For any modern strata committee in New South Wales, managing building defects is a high-stakes race against the clock. Under Section 106 of the Strata Schemes Management Act 2015 (NSW), an owners corporation has a strict statutory duty to maintain and repair common property. However, pursuing builders or developers for structural failures requires strict adherence to legal timelines.
1. The Statutory Framework
The Home Building Act 1989 (NSW) sets out two critical deadlines for claiming defects:
- Major Defects (6 Years): You have a strict six-year window from the date of building completion to file formal claims for major structural defects (e.g., severe waterproofing failures, structural collapse risks, or total fire safety breaches).
- General Defects (2 Years): Non-structural or cosmetic defects (e.g., minor cracking, internal joinery issues, or tiling faults) carry a much shorter two-year coverage period.
2. The Mistake That Costs Schemes Millions
The single biggest mistake volunteer committees make is engaging in casual, long-running negotiations with the builder via email.
- Builders will frequently offer minor patchwork repairs to stall the committee until the 6-year statutory clock runs completely out.

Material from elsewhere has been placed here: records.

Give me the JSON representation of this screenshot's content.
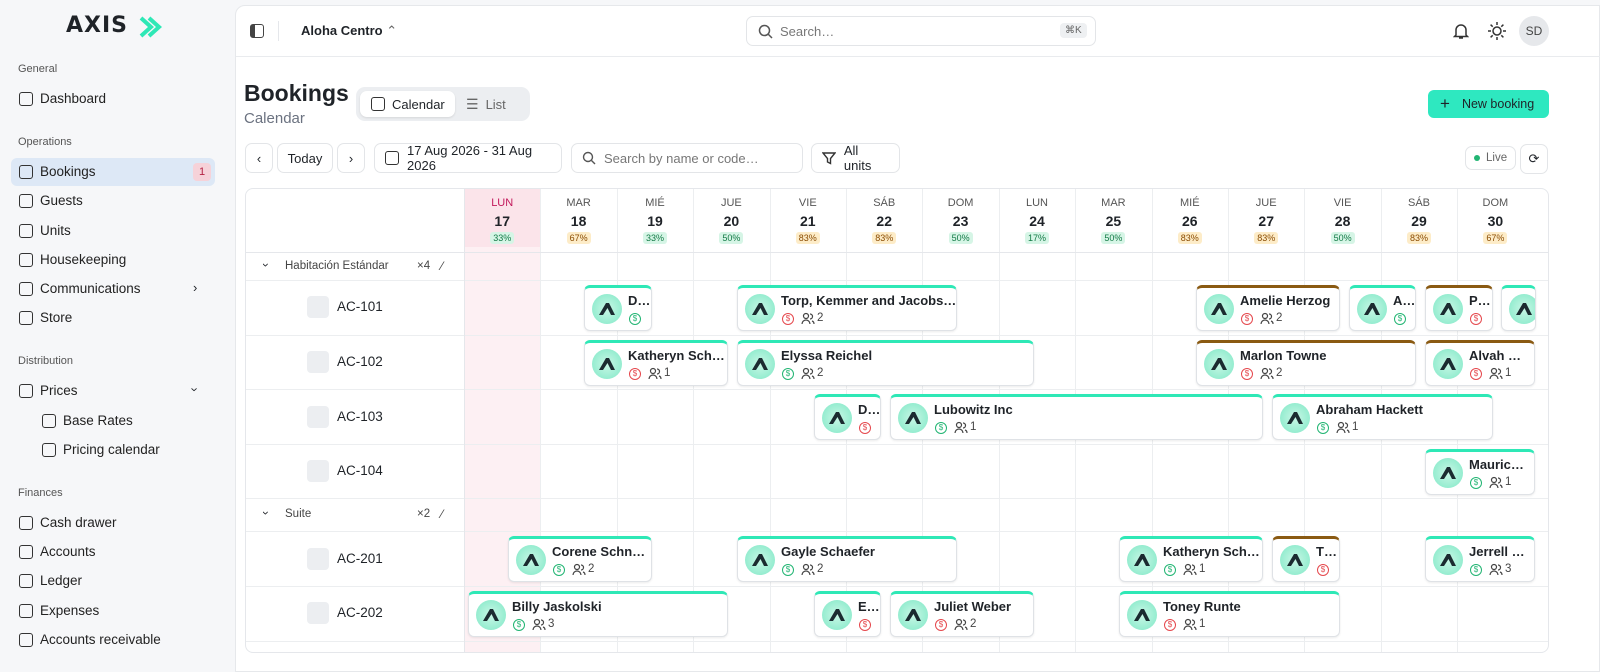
{
  "sidebar": {
    "logo": "AXIS",
    "sections": [
      {
        "title": "General",
        "items": [
          {
            "label": "Dashboard"
          }
        ]
      },
      {
        "title": "Operations",
        "items": [
          {
            "label": "Bookings",
            "badge": "1",
            "active": true
          },
          {
            "label": "Guests"
          },
          {
            "label": "Units"
          },
          {
            "label": "Housekeeping"
          },
          {
            "label": "Communications",
            "chevron": "right"
          },
          {
            "label": "Store"
          }
        ]
      },
      {
        "title": "Distribution",
        "items": [
          {
            "label": "Prices",
            "chevron": "down"
          },
          {
            "label": "Base Rates",
            "sub": true
          },
          {
            "label": "Pricing calendar",
            "sub": true
          }
        ]
      },
      {
        "title": "Finances",
        "items": [
          {
            "label": "Cash drawer"
          },
          {
            "label": "Accounts"
          },
          {
            "label": "Ledger"
          },
          {
            "label": "Expenses"
          },
          {
            "label": "Accounts receivable"
          }
        ]
      }
    ]
  },
  "topbar": {
    "property": "Aloha Centro",
    "search": "Search…",
    "shortcut": "⌘K",
    "avatar": "SD"
  },
  "header": {
    "title": "Bookings",
    "subtitle": "Calendar",
    "tabs": [
      "Calendar",
      "List"
    ],
    "new_booking": "New booking"
  },
  "toolbar": {
    "today": "Today",
    "date_range": "17 Aug 2026 - 31 Aug 2026",
    "search": "Search by name or code…",
    "filter": "All units",
    "live": "Live"
  },
  "calendar": {
    "today_index": 0,
    "days": [
      {
        "dow": "LUN",
        "day": "17",
        "occupancy": "33%"
      },
      {
        "dow": "MAR",
        "day": "18",
        "occupancy": "67%"
      },
      {
        "dow": "MIÉ",
        "day": "19",
        "occupancy": "33%"
      },
      {
        "dow": "JUE",
        "day": "20",
        "occupancy": "50%"
      },
      {
        "dow": "VIE",
        "day": "21",
        "occupancy": "83%"
      },
      {
        "dow": "SÁB",
        "day": "22",
        "occupancy": "83%"
      },
      {
        "dow": "DOM",
        "day": "23",
        "occupancy": "50%"
      },
      {
        "dow": "LUN",
        "day": "24",
        "occupancy": "17%"
      },
      {
        "dow": "MAR",
        "day": "25",
        "occupancy": "50%"
      },
      {
        "dow": "MIÉ",
        "day": "26",
        "occupancy": "83%"
      },
      {
        "dow": "JUE",
        "day": "27",
        "occupancy": "83%"
      },
      {
        "dow": "VIE",
        "day": "28",
        "occupancy": "50%"
      },
      {
        "dow": "SÁB",
        "day": "29",
        "occupancy": "83%"
      },
      {
        "dow": "DOM",
        "day": "30",
        "occupancy": "67%"
      }
    ],
    "groups": [
      {
        "name": "Habitación Estándar",
        "count": "×4",
        "units": [
          {
            "name": "AC-101",
            "bookings": [
              {
                "guest": "D…",
                "bar_color": "#2ee8b6",
                "pay_color": "#22b573"
              },
              {
                "guest": "Torp, Kemmer and Jacobs…",
                "guests": "2",
                "bar_color": "#2ee8b6",
                "pay_color": "#e5484d"
              },
              {
                "guest": "Amelie Herzog",
                "guests": "2",
                "bar_color": "#8a5a12",
                "pay_color": "#e5484d"
              },
              {
                "guest": "A…",
                "bar_color": "#2ee8b6",
                "pay_color": "#22b573"
              },
              {
                "guest": "P…",
                "bar_color": "#8a5a12",
                "pay_color": "#e5484d"
              },
              {
                "bar_color": "#2ee8b6"
              }
            ]
          },
          {
            "name": "AC-102",
            "bookings": [
              {
                "guest": "Katheryn Sch…",
                "guests": "1",
                "bar_color": "#2ee8b6",
                "pay_color": "#e5484d"
              },
              {
                "guest": "Elyssa Reichel",
                "guests": "2",
                "bar_color": "#2ee8b6",
                "pay_color": "#22b573"
              },
              {
                "guest": "Marlon Towne",
                "guests": "2",
                "bar_color": "#8a5a12",
                "pay_color": "#e5484d"
              },
              {
                "guest": "Alvah …",
                "guests": "1",
                "bar_color": "#8a5a12",
                "pay_color": "#e5484d"
              }
            ]
          },
          {
            "name": "AC-103",
            "bookings": [
              {
                "guest": "D…",
                "bar_color": "#2ee8b6",
                "pay_color": "#e5484d"
              },
              {
                "guest": "Lubowitz Inc",
                "guests": "1",
                "bar_color": "#2ee8b6",
                "pay_color": "#22b573"
              },
              {
                "guest": "Abraham Hackett",
                "guests": "1",
                "bar_color": "#2ee8b6",
                "pay_color": "#22b573"
              }
            ]
          },
          {
            "name": "AC-104",
            "bookings": [
              {
                "guest": "Mauric…",
                "guests": "1",
                "bar_color": "#2ee8b6",
                "pay_color": "#22b573"
              }
            ]
          }
        ]
      },
      {
        "name": "Suite",
        "count": "×2",
        "units": [
          {
            "name": "AC-201",
            "bookings": [
              {
                "guest": "Corene Schn…",
                "guests": "2",
                "bar_color": "#2ee8b6",
                "pay_color": "#22b573"
              },
              {
                "guest": "Gayle Schaefer",
                "guests": "2",
                "bar_color": "#2ee8b6",
                "pay_color": "#22b573"
              },
              {
                "guest": "Katheryn Sch…",
                "guests": "1",
                "bar_color": "#2ee8b6",
                "pay_color": "#22b573"
              },
              {
                "guest": "T…",
                "bar_color": "#8a5a12",
                "pay_color": "#e5484d"
              },
              {
                "guest": "Jerrell …",
                "guests": "3",
                "bar_color": "#2ee8b6",
                "pay_color": "#22b573"
              }
            ]
          },
          {
            "name": "AC-202",
            "bookings": [
              {
                "guest": "Billy Jaskolski",
                "guests": "3",
                "bar_color": "#2ee8b6",
                "pay_color": "#22b573"
              },
              {
                "guest": "E…",
                "bar_color": "#2ee8b6",
                "pay_color": "#e5484d"
              },
              {
                "guest": "Juliet Weber",
                "guests": "2",
                "bar_color": "#2ee8b6",
                "pay_color": "#e5484d"
              },
              {
                "guest": "Toney Runte",
                "guests": "1",
                "bar_color": "#2ee8b6",
                "pay_color": "#e5484d"
              }
            ]
          }
        ]
      }
    ]
  }
}
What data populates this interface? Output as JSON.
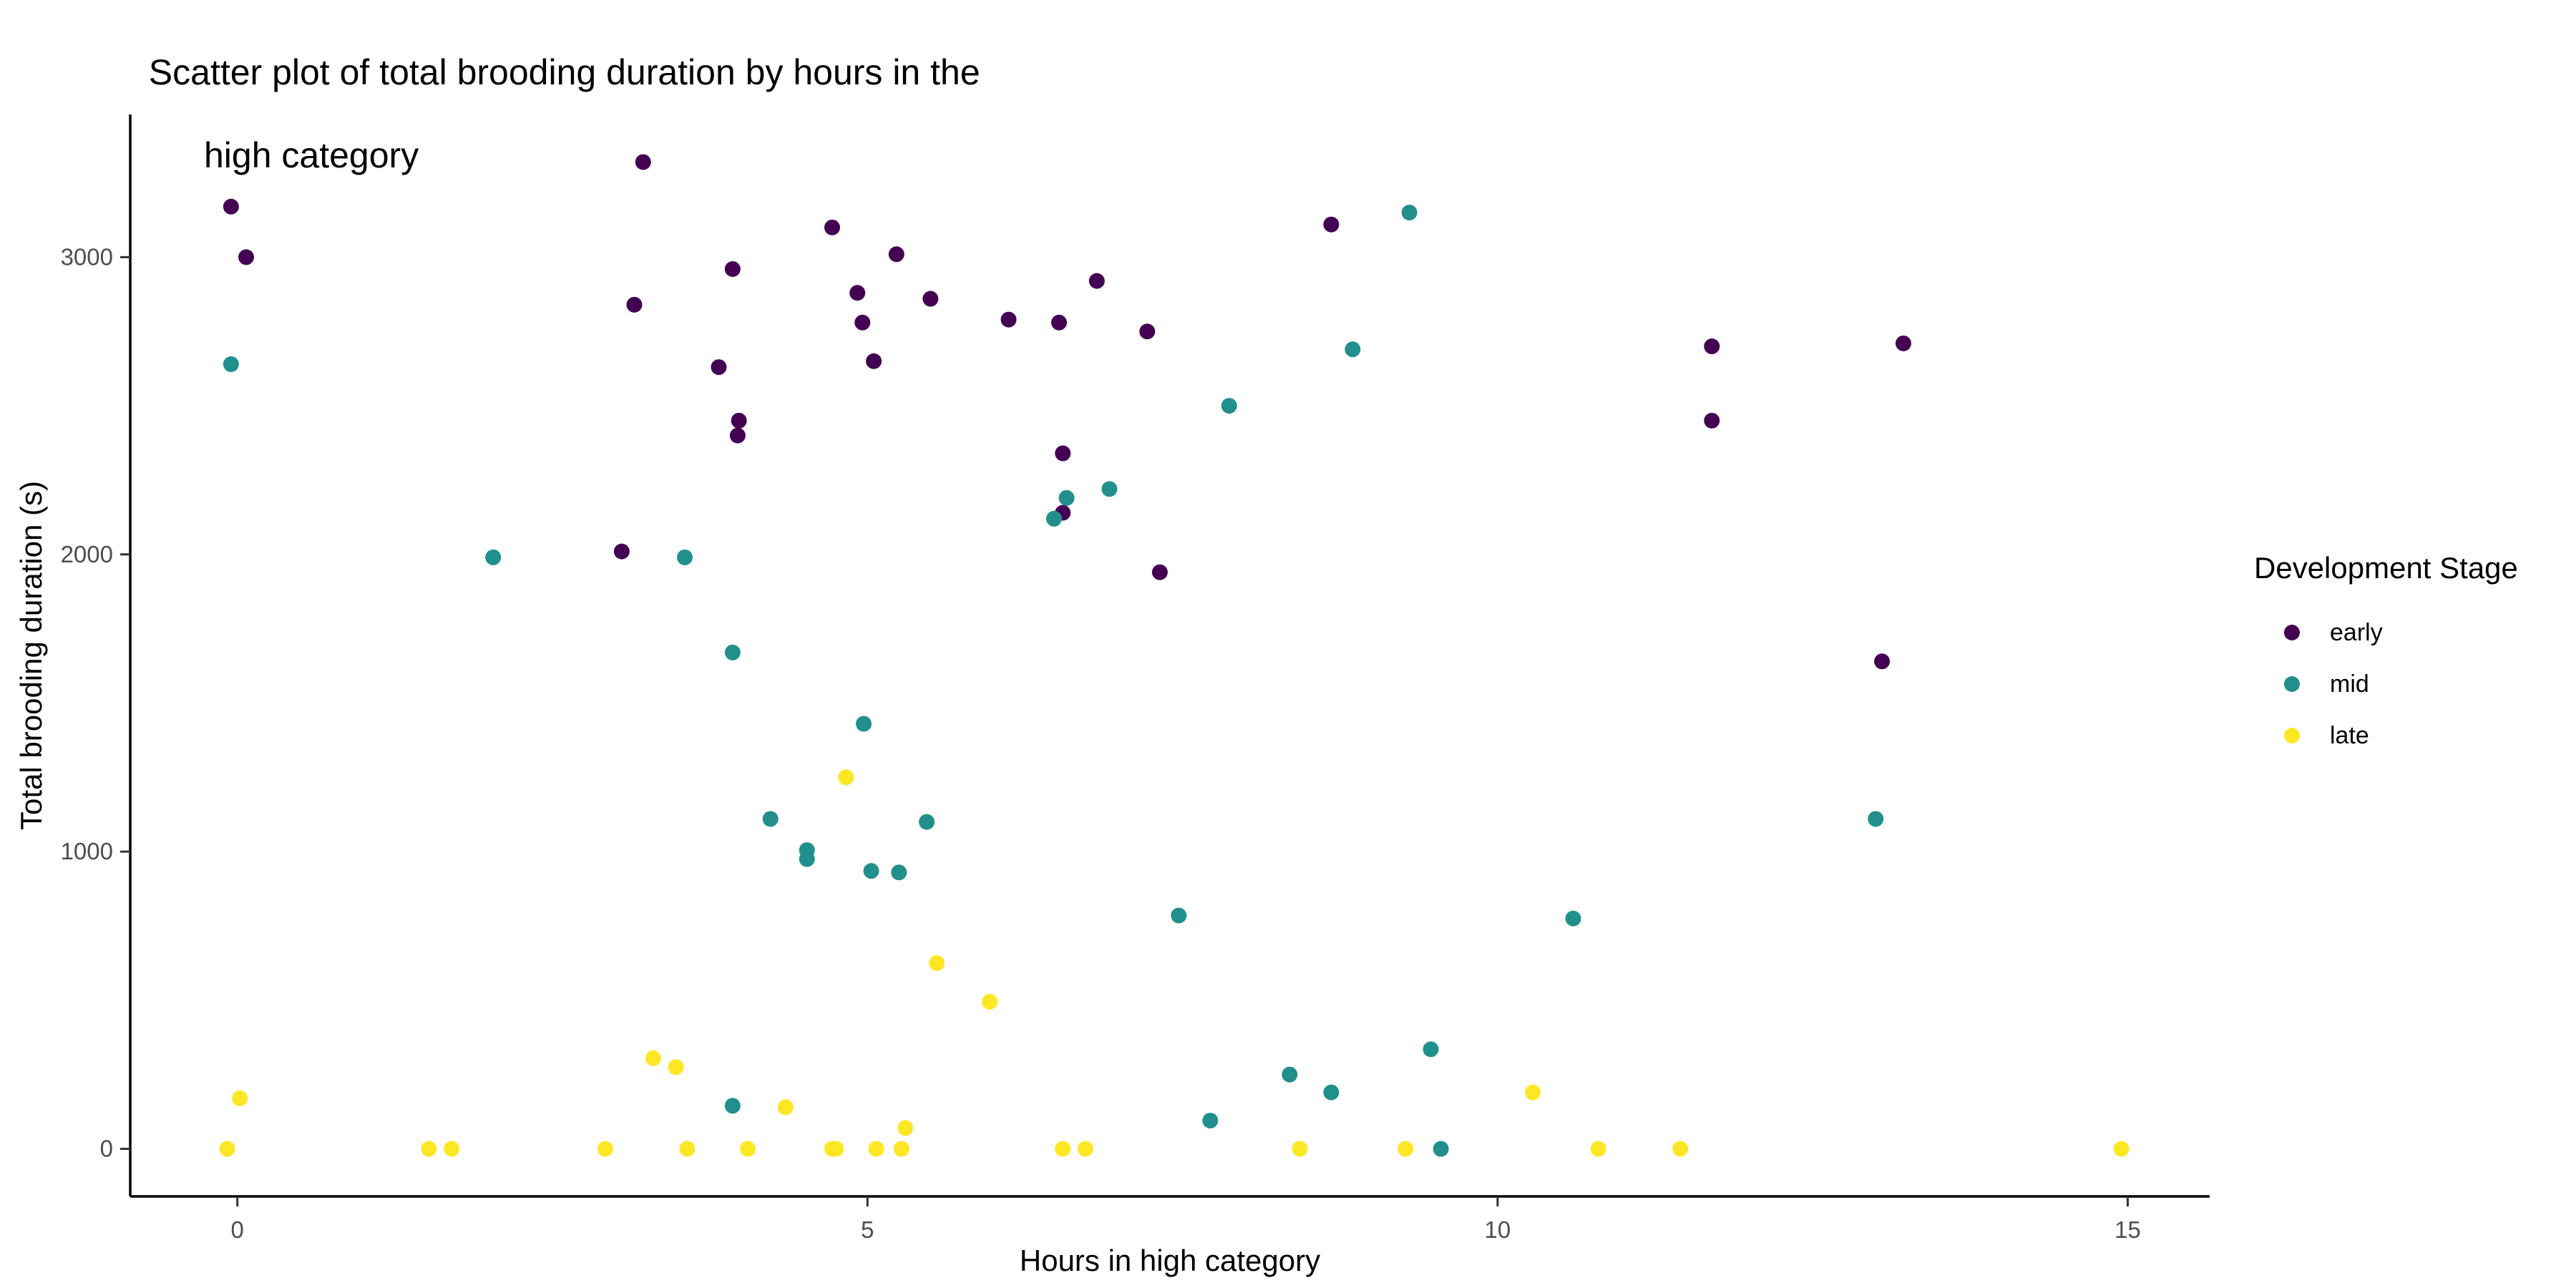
{
  "chart_data": {
    "type": "scatter",
    "title": "Scatter plot of total brooding duration by hours in the high category",
    "title_lines": [
      "Scatter plot of total brooding duration by hours in the",
      "high category"
    ],
    "xlabel": "Hours in high category",
    "ylabel": "Total brooding duration (s)",
    "xlim": [
      -0.85,
      15.65
    ],
    "ylim": [
      -160,
      3480
    ],
    "xticks": [
      0,
      5,
      10,
      15
    ],
    "yticks": [
      0,
      1000,
      2000,
      3000
    ],
    "grid": false,
    "legend": {
      "title": "Development Stage",
      "position": "right"
    },
    "series": [
      {
        "name": "early",
        "color": "#440154",
        "points": [
          [
            -0.05,
            3170
          ],
          [
            0.07,
            3000
          ],
          [
            3.05,
            2010
          ],
          [
            3.15,
            2840
          ],
          [
            3.22,
            3320
          ],
          [
            3.82,
            2630
          ],
          [
            3.93,
            2960
          ],
          [
            3.97,
            2400
          ],
          [
            3.98,
            2450
          ],
          [
            4.72,
            3100
          ],
          [
            4.92,
            2880
          ],
          [
            4.96,
            2780
          ],
          [
            5.05,
            2650
          ],
          [
            5.23,
            3010
          ],
          [
            5.5,
            2860
          ],
          [
            6.12,
            2790
          ],
          [
            6.52,
            2780
          ],
          [
            6.55,
            2340
          ],
          [
            6.55,
            2140
          ],
          [
            6.82,
            2920
          ],
          [
            7.22,
            2750
          ],
          [
            7.32,
            1940
          ],
          [
            8.68,
            3110
          ],
          [
            11.7,
            2700
          ],
          [
            11.7,
            2450
          ],
          [
            13.05,
            1640
          ],
          [
            13.22,
            2710
          ]
        ]
      },
      {
        "name": "mid",
        "color": "#21908C",
        "points": [
          [
            -0.05,
            2640
          ],
          [
            2.03,
            1990
          ],
          [
            3.55,
            1990
          ],
          [
            3.93,
            1670
          ],
          [
            3.93,
            145
          ],
          [
            4.23,
            1110
          ],
          [
            4.52,
            1005
          ],
          [
            4.52,
            975
          ],
          [
            4.97,
            1430
          ],
          [
            5.03,
            935
          ],
          [
            5.25,
            930
          ],
          [
            5.47,
            1100
          ],
          [
            6.48,
            2120
          ],
          [
            6.58,
            2190
          ],
          [
            6.92,
            2220
          ],
          [
            7.47,
            785
          ],
          [
            7.72,
            95
          ],
          [
            7.87,
            2500
          ],
          [
            8.35,
            250
          ],
          [
            8.68,
            190
          ],
          [
            8.85,
            2690
          ],
          [
            9.3,
            3150
          ],
          [
            9.47,
            335
          ],
          [
            9.55,
            0
          ],
          [
            10.6,
            775
          ],
          [
            13.0,
            1110
          ]
        ]
      },
      {
        "name": "late",
        "color": "#FDE725",
        "points": [
          [
            -0.08,
            0
          ],
          [
            0.02,
            170
          ],
          [
            1.52,
            0
          ],
          [
            1.7,
            0
          ],
          [
            2.92,
            0
          ],
          [
            3.3,
            305
          ],
          [
            3.48,
            275
          ],
          [
            3.57,
            0
          ],
          [
            4.05,
            0
          ],
          [
            4.35,
            140
          ],
          [
            4.72,
            0
          ],
          [
            4.75,
            0
          ],
          [
            4.83,
            1250
          ],
          [
            5.07,
            0
          ],
          [
            5.27,
            0
          ],
          [
            5.3,
            70
          ],
          [
            5.55,
            625
          ],
          [
            5.97,
            495
          ],
          [
            6.55,
            0
          ],
          [
            6.73,
            0
          ],
          [
            8.43,
            0
          ],
          [
            9.27,
            0
          ],
          [
            10.28,
            190
          ],
          [
            10.8,
            0
          ],
          [
            11.45,
            0
          ],
          [
            14.95,
            0
          ]
        ]
      }
    ]
  }
}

- Once the calendar passes the 6-year mark from the date the initial Occupation Certificate was issued, your scheme’s legal leverage drops to zero, and the owners corporation becomes entirely financially responsible for the rectification costs.
3. Immediate Committee Actions Required
- Audit the Dates: Locate your building’s original Occupation Certificate today. Calculate the exact expiry date of your 6-year structural warranty window.
- Pass a Formal Resolution: Do not leave defect tracking to informal subcommittee chats. Ensure all defect inspection reports are formally voted on and recorded in the minutes of an executive committee meeting to create an unassailable legal paper trail.